Now, how does it really work in practice? Here is a picture explaining what is going on:
We experimented with the above technique for both classical sparse autoencoders with ReLU activations, as well as with and without bias. We found that bias is quite important, and forcing sparsity with L1 and L2 norms was quite important as well. We also found it more effective to take the average of the decoder outputs when returning to the initial model residual stream. Overall, we were able to merge two GPT-2 architecture models trained on different data and merge them into one model, dropping the loss by 1.45 times!
We were paying close attention to the existing techniques for merging models, and none of those are even close to our result, nor can any of them be scaled. Our technique allows us to merge models of any size, and it is almost certain that we would be able to merge state-of-the-art models and beat some common benchmarks - but at this stage, we would need a reasonable amount of compute in order to train the autoencoder (which is still incomparably less than training a model from scratch).
We again would like to highlight that this is just a project showcasing the usage of interpretability in a real-world task, and we get all the potential benefits of merging state-of-the-art models.

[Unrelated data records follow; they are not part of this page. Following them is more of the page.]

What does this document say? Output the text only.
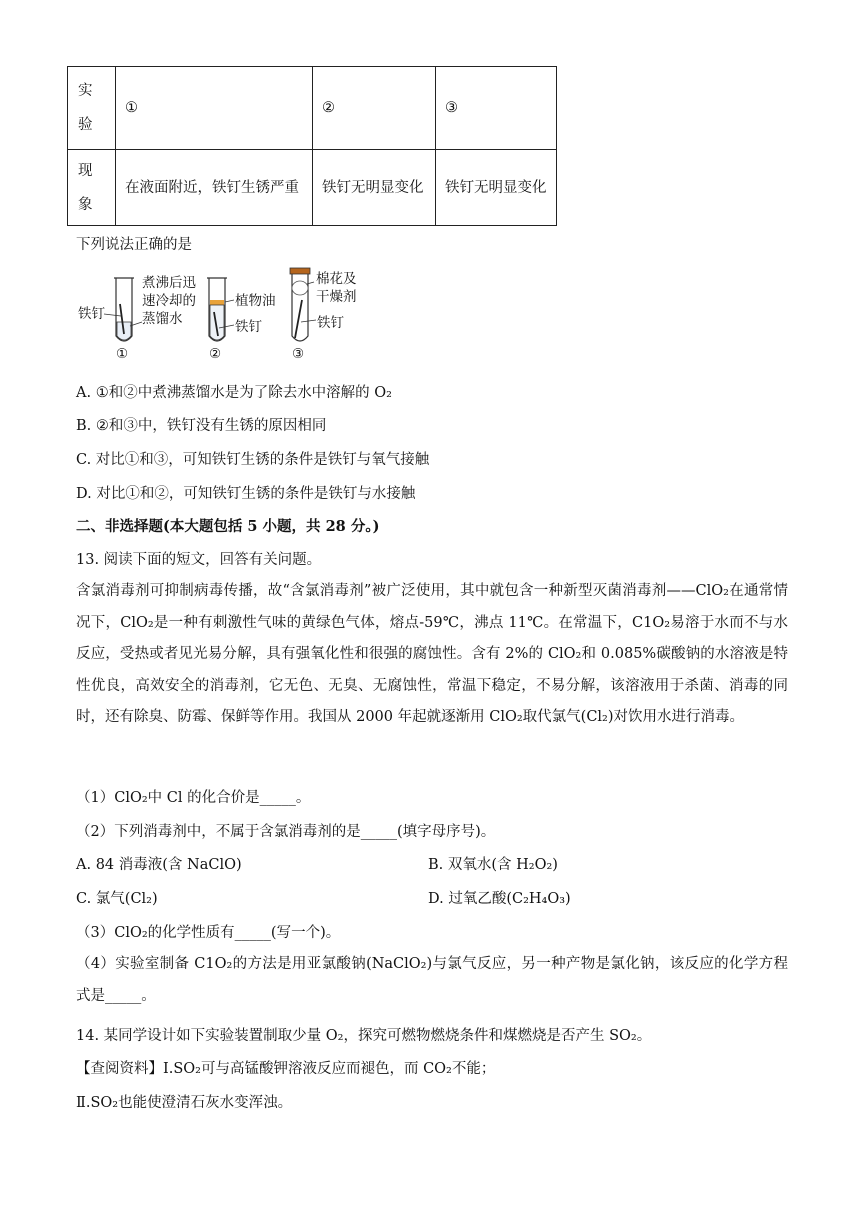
实
验	①	②	③

现
象	在液面附近，铁钉生锈严重	铁钉无明显变化	铁钉无明显变化
下列说法正确的是
铁钉
煮沸后迅速冷却的蒸馏水
植物油
铁钉
棉花及干燥剂
铁钉
①	②	③
A. ①和②中煮沸蒸馏水是为了除去水中溶解的 O₂
B. ②和③中，铁钉没有生锈的原因相同
C. 对比①和③，可知铁钉生锈的条件是铁钉与氧气接触
D. 对比①和②，可知铁钉生锈的条件是铁钉与水接触
二、非选择题(本大题包括 5 小题，共 28 分。)
13. 阅读下面的短文，回答有关问题。
含氯消毒剂可抑制病毒传播，故“含氯消毒剂”被广泛使用，其中就包含一种新型灭菌消毒剂——ClO₂在通常情况下，ClO₂是一种有刺激性气味的黄绿色气体，熔点-59℃，沸点 11℃。在常温下，C1O₂易溶于水而不与水反应，受热或者见光易分解，具有强氧化性和很强的腐蚀性。含有 2%的 ClO₂和 0.085%碳酸钠的水溶液是特性优良，高效安全的消毒剂，它无色、无臭、无腐蚀性，常温下稳定，不易分解，该溶液用于杀菌、消毒的同时，还有除臭、防霉、保鲜等作用。我国从 2000 年起就逐渐用 ClO₂取代氯气(Cl₂)对饮用水进行消毒。
（1）ClO₂中 Cl 的化合价是_____。
（2）下列消毒剂中，不属于含氯消毒剂的是_____(填字母序号)。
A. 84 消毒液(含 NaClO)	B. 双氧水(含 H₂O₂)
C. 氯气(Cl₂)	D. 过氧乙酸(C₂H₄O₃)
（3）ClO₂的化学性质有_____(写一个)。
（4）实验室制备 C1O₂的方法是用亚氯酸钠(NaClO₂)与氯气反应，另一种产物是氯化钠，该反应的化学方程式是_____。
14. 某同学设计如下实验装置制取少量 O₂，探究可燃物燃烧条件和煤燃烧是否产生 SO₂。
【查阅资料】Ⅰ.SO₂可与高锰酸钾溶液反应而褪色，而 CO₂不能；
Ⅱ.SO₂也能使澄清石灰水变浑浊。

We could take models and just maximize raw capabilities. We could take generic open-source models and merge them with coding models, boosting the merged model's coding and reasoning abilities. We could optimize for performance/inference cost tradeoff by distilling the merged model, which is fairly straightforward. Again, we would like to highlight that we were only able to do the above relying to an extent on the hypothesis of model features being represented as directions in the transformer residual stream.
Our immediate plan is to merge larger models, showing we can beat certain well-known benchmarks and making our merged model immediately useful in practice. We would likely then like to invest some time into exploring how interpretability can be used for reducing inference cost and distilling the above model into something lightweight and very capable.